Speaking with the T&T Guardian over the weekend, Cropper Foundation CEO Omar Mohammed said: “We have over 200 persons registered over two days already, it’s a continuation of a very successful event from last year.
“This year, on February 27 and 28, we’re going to be focused on the role of digitalisation in a modern NGO and going to touch on the tools available to them.
“If you’re registered for non-profit in T&T, you have access to an amazing range of Microsoft products for free, as well as Canva, a free-to-use online graphic design tool for up to 20 persons if registered as non-profit.
“There’s also data privacy, what it means for NGOs, cyber security, corporate governance, what does it mean to have a board, what it means for NGOs in terms of transparency and accountability.”
Asked if there were any world or external influences that can affect the organisation, such as the war in Ukraine or AI (Artificial Intelligence), he said a lot of what they did was focused on sustainability and the concept of think global, act local approach.

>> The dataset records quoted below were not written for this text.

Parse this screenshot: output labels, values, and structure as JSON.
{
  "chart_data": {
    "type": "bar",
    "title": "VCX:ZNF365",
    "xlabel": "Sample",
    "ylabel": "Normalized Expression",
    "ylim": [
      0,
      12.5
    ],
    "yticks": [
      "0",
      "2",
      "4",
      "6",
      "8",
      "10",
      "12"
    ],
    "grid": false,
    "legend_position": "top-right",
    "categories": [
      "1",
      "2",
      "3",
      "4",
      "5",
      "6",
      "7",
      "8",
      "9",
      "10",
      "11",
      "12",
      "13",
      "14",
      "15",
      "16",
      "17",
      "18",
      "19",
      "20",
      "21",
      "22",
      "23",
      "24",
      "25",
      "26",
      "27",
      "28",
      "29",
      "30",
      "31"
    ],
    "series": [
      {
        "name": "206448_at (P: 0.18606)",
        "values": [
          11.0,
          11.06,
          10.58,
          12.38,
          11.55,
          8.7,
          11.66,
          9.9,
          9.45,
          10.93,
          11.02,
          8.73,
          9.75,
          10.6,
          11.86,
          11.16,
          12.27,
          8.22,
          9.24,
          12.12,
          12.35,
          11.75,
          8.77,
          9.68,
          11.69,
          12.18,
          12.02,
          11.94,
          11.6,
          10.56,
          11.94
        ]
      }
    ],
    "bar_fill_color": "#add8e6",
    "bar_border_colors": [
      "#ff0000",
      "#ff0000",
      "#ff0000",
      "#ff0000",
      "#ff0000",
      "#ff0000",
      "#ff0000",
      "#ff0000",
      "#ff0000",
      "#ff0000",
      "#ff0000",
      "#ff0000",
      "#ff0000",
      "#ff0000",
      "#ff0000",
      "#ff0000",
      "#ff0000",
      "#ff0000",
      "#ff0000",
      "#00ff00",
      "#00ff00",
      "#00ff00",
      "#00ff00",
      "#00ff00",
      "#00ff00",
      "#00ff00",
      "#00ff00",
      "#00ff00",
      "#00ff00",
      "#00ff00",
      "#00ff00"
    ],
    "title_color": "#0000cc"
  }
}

Mohammed said everything was interconnected, noting the world food supply was affected by the supply chain disruption and exacerbated by the war in Ukraine, while climate change impacts every facet, from health and migration.
Regarding AI, he said the organisation had been focused on bringing this sort of innovation space within the Caribbean for civil society.
Mohammed added that the group had just completed a National Geographic grant and worked with TTLAB, from UWI, to pilot test how AI can be used to help small farmers in T&T and other islands by using drone technology to map their farms and gather more up-to-date ground data.
He suggested that AI can also be used to help pull citizen opinion together faster on issues such as policy and legislation.
Mohammed said regular citizens can support NGOs in many different ways, such as volunteering, providing financial support through donations and contributions, attending events by NGOs in their communities, and joining groups on social media with like-minded conscientious people who share their passion and interests.
He said CSO Go was created to be a voice for the civil society sector as a whole, and as a service exchange hub and digital platform that connects skilled professionals with civil society organisations.
Mohammed explained that CSO Go was led by TCF with some initial funding by the IDB and was meant to become a one-stop digital portal to support the civil society sector in several different ways.
He said having events like the World NGO Day seminars will enable them to build an e-learning platform on the site, with civil society-specific online courses and project management and others coming up, while people can also post jobs, volunteering and funding opportunities.